Dad smiled, but somehow that smile didn’t reach his eyes, and my heart was breaking for him.
“I’ll make it work, Dad,” I said. “You remember Uncle Tom’s offer to get me that assistant job?”
He gave me a look. “You’re not going to work for Tommo Ferry Services 4U.”
“Why not? It’s glorified paper-pushing with ocean views.”
“You were born for more than printer toner and corporate mantras.”
“Well, right now, I need more than dreams. I need physio. And rent money. And a life that doesn’t collapse when Hannah takes a day off.”
He didn’t argue. His smile was quiet, but real. “God, you sound like your mother. Always practical.”
“Terrifying, isn’t it?”
“I’m proud of you,” he said after a long pause. “I keep replaying that day and always wish… I could have, no, should have done more for you. You don’t have to give up the sky to survive down here.”

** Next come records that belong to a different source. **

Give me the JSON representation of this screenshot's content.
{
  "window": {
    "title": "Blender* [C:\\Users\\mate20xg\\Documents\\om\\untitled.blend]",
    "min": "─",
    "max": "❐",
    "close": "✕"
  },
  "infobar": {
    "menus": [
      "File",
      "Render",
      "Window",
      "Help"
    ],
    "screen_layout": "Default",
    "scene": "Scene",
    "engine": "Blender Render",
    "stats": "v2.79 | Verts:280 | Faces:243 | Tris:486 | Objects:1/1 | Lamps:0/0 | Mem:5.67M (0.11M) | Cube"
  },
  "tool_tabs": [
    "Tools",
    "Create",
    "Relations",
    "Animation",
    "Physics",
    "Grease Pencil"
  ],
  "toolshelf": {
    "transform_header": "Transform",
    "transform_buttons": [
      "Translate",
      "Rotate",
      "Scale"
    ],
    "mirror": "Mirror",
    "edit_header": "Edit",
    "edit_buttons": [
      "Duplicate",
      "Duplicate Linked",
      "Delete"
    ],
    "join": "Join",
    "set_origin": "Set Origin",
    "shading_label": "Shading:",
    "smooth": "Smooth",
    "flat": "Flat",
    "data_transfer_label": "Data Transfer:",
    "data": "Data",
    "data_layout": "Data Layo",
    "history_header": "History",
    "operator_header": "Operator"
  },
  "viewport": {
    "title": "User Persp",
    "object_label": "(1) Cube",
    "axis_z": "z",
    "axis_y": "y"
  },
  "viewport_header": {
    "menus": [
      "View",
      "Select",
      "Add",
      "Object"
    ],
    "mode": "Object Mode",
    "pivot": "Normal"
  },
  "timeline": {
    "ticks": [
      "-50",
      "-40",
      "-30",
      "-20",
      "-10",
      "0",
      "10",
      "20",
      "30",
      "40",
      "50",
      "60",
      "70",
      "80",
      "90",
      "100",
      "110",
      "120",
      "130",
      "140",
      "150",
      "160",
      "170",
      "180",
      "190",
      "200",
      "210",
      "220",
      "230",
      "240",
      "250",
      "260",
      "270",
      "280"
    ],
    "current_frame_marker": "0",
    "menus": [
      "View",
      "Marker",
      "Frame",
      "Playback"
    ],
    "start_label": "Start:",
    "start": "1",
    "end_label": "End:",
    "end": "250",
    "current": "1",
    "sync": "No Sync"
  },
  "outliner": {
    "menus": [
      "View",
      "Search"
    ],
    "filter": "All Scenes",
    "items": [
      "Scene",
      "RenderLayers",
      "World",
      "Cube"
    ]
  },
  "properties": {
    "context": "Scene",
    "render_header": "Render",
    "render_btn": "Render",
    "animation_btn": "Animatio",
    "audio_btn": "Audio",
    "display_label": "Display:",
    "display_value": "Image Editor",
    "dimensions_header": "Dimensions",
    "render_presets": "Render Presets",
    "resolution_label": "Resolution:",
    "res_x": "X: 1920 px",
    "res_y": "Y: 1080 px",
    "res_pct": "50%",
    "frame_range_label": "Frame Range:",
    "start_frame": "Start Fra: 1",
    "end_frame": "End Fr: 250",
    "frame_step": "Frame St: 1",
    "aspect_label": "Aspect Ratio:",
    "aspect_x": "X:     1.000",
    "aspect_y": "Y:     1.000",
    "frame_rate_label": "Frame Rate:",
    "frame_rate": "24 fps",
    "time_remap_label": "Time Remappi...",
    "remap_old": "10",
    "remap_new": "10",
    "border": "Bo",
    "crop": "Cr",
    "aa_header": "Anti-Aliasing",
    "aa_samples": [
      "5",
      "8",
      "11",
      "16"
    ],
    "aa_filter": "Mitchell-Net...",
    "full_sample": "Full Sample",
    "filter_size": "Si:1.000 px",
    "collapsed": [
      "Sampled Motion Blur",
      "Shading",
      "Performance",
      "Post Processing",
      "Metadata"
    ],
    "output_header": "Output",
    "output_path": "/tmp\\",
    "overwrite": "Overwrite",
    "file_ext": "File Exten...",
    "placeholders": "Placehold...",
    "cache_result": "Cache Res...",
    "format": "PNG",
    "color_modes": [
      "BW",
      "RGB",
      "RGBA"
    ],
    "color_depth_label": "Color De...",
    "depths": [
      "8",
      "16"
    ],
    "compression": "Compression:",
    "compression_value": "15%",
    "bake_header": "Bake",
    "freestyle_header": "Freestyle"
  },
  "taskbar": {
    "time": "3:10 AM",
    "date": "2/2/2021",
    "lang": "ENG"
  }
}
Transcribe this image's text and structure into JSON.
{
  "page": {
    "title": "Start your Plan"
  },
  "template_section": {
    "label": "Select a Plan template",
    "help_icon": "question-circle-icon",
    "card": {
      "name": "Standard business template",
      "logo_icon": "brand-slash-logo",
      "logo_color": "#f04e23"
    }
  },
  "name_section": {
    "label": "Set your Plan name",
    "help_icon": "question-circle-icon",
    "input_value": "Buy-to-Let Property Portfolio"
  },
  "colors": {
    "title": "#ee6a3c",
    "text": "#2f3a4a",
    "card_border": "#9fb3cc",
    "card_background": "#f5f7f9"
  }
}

I swallowed past the knot in my throat. “Don’t tell Adam. He thinks he’s the golden child.”
What I really wanted to say is: I’m afraid. Of this job. The building. That they’ll become permanent, that I’ll never soar so many feet above it all.
What if I’ve changed too much to fly again?
But maybe this was what sacrifice looked like. Not dramatic. Not noble. Just… necessary. Folding the dream into a drawer marked for later.
I grabbed my coat, the one that didn’t quite cover the scar peeking from my collar.
“Favorful odds,” I thought with a thoughtful smile, and stepped into the day.